Optimal radial basis for density-based atomic representations
This work addresses the challenge of designing efficient atomic representations for materials science and chemistry, offering an incremental improvement over heuristic basis optimization methods.
The authors tackled the problem of optimizing the basis set for atomic-scale machine learning representations by proposing an unsupervised method to determine the most compact basis relevant to a dataset, which improves accuracy and computational efficiency, especially for high-body order correlations, as demonstrated on molecular and condensed-phase models.

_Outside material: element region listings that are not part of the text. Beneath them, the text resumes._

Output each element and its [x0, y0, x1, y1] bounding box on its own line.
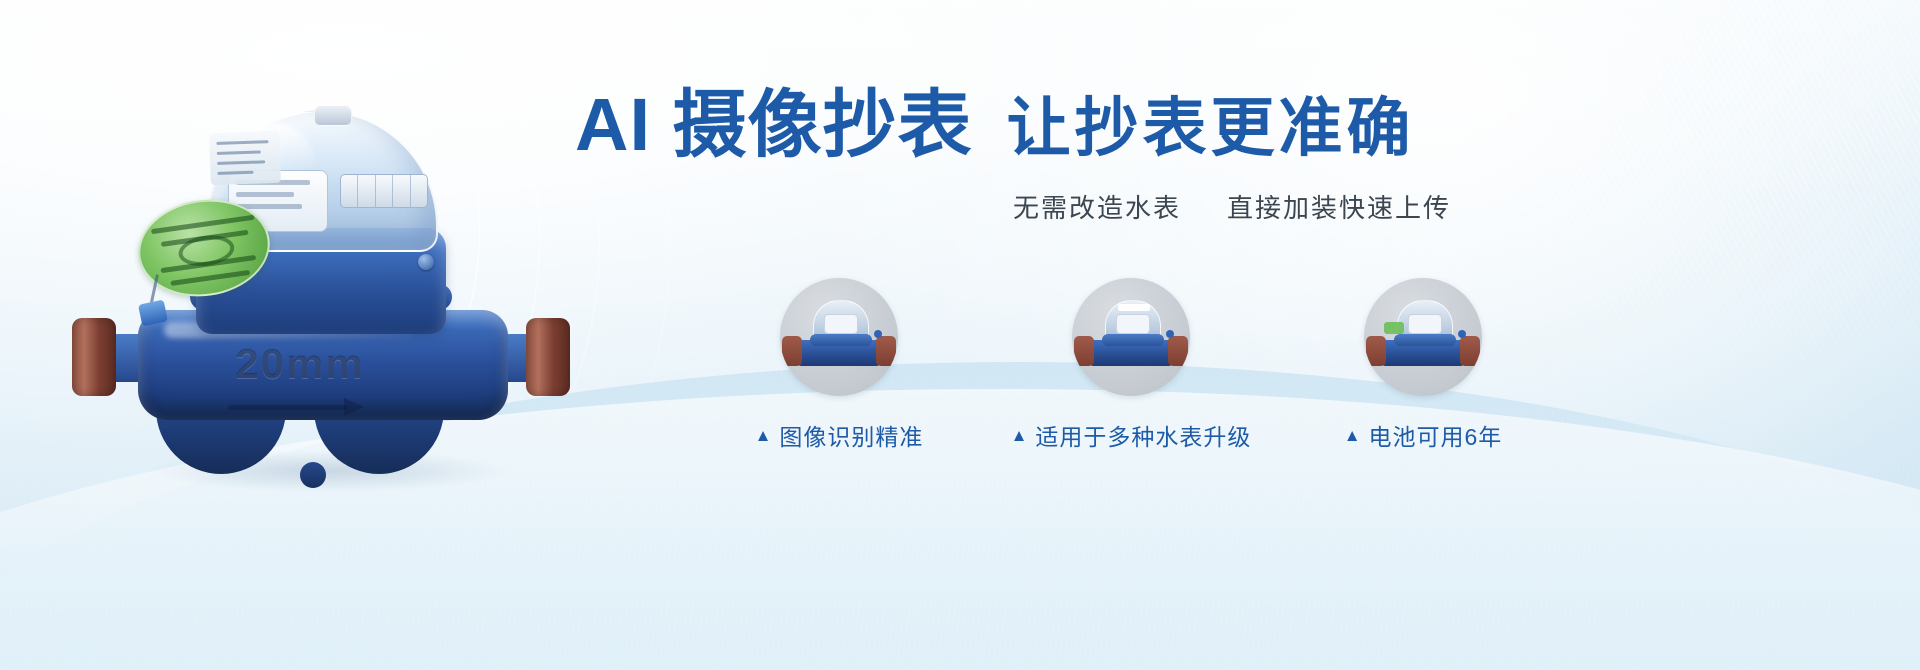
- feature-caption-3: ▲ 电池可用6年: [1344, 418, 1503, 452]
- feature-thumbnail-1[interactable]: [780, 278, 898, 396]
- headline: AI 摄像抄表 让抄表更准确: [575, 88, 1525, 162]
- feature-label-2: 适用于多种水表升级: [1035, 418, 1251, 452]
- headline-secondary: 让抄表更准确: [1007, 96, 1415, 160]
- dome-top-nub: [314, 106, 352, 126]
- size-engraving: 20mm: [170, 340, 430, 388]
- feature-item-2[interactable]: ▲ 适用于多种水表升级: [1072, 278, 1190, 452]
- triangle-marker-icon: ▲: [755, 427, 773, 444]
- register-line: [236, 192, 294, 197]
- feature-item-3[interactable]: ▲ 电池可用6年: [1364, 278, 1482, 452]
- feature-item-1[interactable]: ▲ 图像识别精准: [780, 278, 898, 452]
- feature-label-1: 图像识别精准: [779, 418, 923, 452]
- feature-thumbnail-list: ▲ 图像识别精准 ▲ 适用于多种水表升级: [780, 278, 1482, 452]
- feature-label-3: 电池可用6年: [1369, 418, 1503, 452]
- feature-caption-1: ▲ 图像识别精准: [755, 418, 924, 452]
- triangle-marker-icon: ▲: [1011, 427, 1029, 444]
- meter-drain-plug: [300, 462, 326, 488]
- subheadline: 无需改造水表 直接加装快速上传: [1013, 188, 1525, 225]
- spec-label: [209, 131, 281, 185]
- promo-banner: 20mm NSF AI 摄像抄表 让抄表更准: [0, 0, 1920, 670]
- outlet-nut: [526, 318, 570, 396]
- feature-thumbnail-2[interactable]: [1072, 278, 1190, 396]
- feature-thumbnail-3[interactable]: [1364, 278, 1482, 396]
- banner-copy: AI 摄像抄表 让抄表更准确 无需改造水表 直接加装快速上传: [575, 88, 1525, 225]
- meter-odometer: [340, 174, 428, 208]
- triangle-marker-icon: ▲: [1344, 427, 1362, 444]
- inlet-nut: [72, 318, 116, 396]
- headline-main: AI 摄像抄表: [575, 88, 973, 162]
- feature-caption-2: ▲ 适用于多种水表升级: [1011, 418, 1252, 452]
- subheadline-right: 直接加装快速上传: [1227, 188, 1451, 225]
- hero-product-image: 20mm NSF: [78, 78, 578, 498]
- subheadline-left: 无需改造水表: [1013, 188, 1181, 225]
- flow-direction-arrow-icon: [228, 398, 378, 416]
- cap-screw: [418, 254, 434, 270]
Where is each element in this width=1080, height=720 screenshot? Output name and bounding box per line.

The input of almost every machine learning algorithm targeting the properties of matter at the atomic scale involves a transformation of the list of Cartesian atomic coordinates into a more symmetric representation. Many of the most popular representations can be seen as an expansion of the symmetrized correlations of the atom density, and differ mainly by the choice of basis. Considerable effort has been dedicated to the optimization of the basis set, typically driven by heuristic considerations on the behavior of the regression target. Here we take a different, unsupervised viewpoint, aiming to determine the basis that encodes in the most compact way possible the structural information that is relevant for the dataset at hand. For each training dataset and number of basis functions, one can determine a unique basis that is optimal in this sense, and can be computed at no additional cost with respect to the primitive basis by approximating it with splines. We demonstrate that this construction yields representations that are accurate and computationally efficient, particularly when constructing representations that correspond to high-body order correlations. We present examples that involve both molecular and condensed-phase machine-learning models.